Result:  It didn't change the emulsion bubbling problem at all.  The only thing left to consider is the Everclear addtion.  This is the first recipe I've added Everclear in the precipitation step.  I found a reference in an old emulsion book that suggested this was a trick for finer grain.  Maybe, but only if you are willing to use hardening fix.

2) No 1% KI addition.

Results: A bit slower, a bit warmer, and more density steps.  Although it's hard to see from the scan, '1B' picked up step number 3 and the distinction between steps # 13 and 14 is more pronounced. 

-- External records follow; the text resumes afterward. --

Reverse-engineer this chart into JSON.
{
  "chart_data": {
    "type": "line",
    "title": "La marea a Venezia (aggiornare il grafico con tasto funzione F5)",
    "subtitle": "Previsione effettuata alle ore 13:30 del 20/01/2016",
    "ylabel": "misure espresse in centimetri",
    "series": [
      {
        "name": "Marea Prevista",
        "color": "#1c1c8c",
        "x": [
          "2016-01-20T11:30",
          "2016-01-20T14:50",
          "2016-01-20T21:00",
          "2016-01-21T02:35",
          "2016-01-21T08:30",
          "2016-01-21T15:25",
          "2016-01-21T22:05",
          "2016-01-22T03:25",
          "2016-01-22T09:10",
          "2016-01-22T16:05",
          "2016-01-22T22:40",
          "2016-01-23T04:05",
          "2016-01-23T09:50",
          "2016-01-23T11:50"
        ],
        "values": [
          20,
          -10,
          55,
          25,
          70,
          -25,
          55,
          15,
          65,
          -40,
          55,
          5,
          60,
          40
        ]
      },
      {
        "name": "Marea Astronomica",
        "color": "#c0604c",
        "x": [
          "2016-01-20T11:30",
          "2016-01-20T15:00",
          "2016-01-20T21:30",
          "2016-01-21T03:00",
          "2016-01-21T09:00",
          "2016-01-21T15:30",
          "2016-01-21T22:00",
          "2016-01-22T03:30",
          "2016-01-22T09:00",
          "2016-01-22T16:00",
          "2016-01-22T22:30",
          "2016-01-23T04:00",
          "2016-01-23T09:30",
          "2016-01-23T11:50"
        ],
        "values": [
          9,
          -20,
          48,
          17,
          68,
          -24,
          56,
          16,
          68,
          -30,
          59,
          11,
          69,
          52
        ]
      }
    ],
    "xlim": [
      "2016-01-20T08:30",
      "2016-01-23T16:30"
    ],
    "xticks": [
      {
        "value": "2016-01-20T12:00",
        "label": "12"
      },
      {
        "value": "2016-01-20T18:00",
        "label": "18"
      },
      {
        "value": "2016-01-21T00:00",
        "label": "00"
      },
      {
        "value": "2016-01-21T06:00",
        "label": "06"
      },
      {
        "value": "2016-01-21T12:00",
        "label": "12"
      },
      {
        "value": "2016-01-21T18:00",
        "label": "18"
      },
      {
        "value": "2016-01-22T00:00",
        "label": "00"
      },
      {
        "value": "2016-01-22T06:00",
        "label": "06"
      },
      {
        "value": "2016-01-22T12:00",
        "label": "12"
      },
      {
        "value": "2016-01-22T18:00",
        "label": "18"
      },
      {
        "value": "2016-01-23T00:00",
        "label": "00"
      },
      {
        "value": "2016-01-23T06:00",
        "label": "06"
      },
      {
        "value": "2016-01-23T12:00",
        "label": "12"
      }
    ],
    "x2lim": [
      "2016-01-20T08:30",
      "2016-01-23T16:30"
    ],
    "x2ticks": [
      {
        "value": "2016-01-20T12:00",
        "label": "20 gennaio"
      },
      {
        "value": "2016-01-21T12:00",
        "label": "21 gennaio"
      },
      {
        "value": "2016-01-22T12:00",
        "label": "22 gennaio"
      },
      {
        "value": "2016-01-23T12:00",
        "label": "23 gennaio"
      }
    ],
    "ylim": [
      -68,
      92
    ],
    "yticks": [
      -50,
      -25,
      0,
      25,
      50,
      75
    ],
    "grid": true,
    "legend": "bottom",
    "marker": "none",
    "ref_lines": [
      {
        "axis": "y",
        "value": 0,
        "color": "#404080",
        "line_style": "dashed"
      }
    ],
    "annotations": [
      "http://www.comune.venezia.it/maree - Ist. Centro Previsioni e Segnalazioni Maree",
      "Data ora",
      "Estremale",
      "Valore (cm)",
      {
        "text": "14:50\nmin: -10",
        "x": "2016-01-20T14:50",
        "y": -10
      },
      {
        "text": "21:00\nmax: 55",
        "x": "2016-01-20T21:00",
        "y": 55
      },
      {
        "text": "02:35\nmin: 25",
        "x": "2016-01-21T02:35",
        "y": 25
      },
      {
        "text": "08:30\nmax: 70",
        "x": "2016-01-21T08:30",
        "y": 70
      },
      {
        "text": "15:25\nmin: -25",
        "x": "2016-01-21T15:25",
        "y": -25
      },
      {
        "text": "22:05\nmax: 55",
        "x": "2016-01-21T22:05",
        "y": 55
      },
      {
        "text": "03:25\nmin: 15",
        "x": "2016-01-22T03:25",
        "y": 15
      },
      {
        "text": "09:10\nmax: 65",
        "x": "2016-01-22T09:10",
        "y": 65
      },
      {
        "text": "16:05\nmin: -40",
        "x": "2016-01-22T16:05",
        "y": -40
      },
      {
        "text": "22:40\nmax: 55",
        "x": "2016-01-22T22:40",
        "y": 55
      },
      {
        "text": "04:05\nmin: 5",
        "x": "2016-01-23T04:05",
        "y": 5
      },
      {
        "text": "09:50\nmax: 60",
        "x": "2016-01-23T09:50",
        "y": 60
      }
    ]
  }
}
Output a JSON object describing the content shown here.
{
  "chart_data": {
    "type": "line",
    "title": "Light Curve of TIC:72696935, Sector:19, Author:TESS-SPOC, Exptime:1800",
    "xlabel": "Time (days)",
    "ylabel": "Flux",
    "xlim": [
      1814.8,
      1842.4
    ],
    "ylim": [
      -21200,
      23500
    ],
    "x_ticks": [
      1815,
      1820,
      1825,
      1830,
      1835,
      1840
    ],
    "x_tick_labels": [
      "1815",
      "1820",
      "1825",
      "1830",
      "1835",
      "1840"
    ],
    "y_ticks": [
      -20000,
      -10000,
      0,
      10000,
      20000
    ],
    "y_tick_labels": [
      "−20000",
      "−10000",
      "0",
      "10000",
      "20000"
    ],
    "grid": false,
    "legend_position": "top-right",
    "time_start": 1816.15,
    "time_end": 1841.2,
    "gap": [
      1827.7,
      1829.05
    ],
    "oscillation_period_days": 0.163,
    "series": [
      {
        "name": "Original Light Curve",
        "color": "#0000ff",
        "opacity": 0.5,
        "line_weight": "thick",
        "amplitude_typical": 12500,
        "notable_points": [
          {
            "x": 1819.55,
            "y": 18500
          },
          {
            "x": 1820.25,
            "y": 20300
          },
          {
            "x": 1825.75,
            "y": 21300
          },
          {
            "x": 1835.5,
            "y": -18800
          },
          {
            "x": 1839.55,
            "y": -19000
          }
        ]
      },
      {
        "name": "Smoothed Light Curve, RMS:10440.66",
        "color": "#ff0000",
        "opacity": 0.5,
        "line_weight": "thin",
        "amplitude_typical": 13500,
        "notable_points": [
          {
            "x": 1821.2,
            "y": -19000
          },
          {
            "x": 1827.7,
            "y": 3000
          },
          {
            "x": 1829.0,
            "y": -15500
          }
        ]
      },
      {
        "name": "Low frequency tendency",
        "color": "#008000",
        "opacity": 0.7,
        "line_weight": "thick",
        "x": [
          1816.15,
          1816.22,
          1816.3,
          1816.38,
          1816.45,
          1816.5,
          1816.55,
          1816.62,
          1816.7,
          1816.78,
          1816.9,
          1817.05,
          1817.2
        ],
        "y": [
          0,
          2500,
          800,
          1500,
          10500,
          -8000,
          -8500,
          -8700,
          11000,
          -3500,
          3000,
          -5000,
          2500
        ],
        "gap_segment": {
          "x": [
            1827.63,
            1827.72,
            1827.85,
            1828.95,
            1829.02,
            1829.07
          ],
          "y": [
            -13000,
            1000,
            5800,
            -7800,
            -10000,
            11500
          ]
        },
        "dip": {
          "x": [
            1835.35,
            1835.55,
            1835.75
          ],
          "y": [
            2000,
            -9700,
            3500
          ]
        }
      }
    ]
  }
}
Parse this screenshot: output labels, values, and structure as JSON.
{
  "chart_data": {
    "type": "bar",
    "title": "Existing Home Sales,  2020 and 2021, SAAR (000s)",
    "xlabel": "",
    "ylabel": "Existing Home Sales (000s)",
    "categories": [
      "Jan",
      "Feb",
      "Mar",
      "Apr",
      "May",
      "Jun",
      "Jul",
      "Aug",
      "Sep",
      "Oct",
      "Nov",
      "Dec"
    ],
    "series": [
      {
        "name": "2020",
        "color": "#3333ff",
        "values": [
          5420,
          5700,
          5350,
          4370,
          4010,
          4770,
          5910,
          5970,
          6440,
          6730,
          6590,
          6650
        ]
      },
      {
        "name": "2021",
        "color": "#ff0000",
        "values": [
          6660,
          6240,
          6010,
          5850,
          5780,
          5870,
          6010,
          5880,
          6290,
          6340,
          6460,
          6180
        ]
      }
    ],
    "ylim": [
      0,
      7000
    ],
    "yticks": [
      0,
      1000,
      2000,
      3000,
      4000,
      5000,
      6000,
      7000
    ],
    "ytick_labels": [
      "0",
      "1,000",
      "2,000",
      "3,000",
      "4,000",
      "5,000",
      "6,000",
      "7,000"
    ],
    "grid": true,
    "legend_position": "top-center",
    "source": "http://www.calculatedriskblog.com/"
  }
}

Above from left: Old Azo test strip, Emulsion 1A, and 1B.

A much longer toe with just a little change in the highlights for exposures that gave the same densities in both '1A' and '1B' to step #11 (10 sec and 15 sec, respectively.)  Also, the emulsion may be a little sharper than '1A'.  If so, the difference is slight.

Crops from above: The highlights in '1A' and '1B' are almost identical, but the shadow detail in the hair is much closer to the Azo in '1B'.   (Please note that the Fabriano paper prints do not appear rough 'in person'.  The appearance of extreme texture is a scanning artifact.  What you are seeing is the light shining off the emulsion-coated paper fibers.  Prints made on Fabriano HP/Hot Press, i.e. smooth paper, are not as smooth and crisp as glossy baryta, but not anywhere near as far different as a flatbed scan would indicate. )

'Gracie's Sea Hag' and 'Cosmos and Bee', b&w bases for silvergum prints.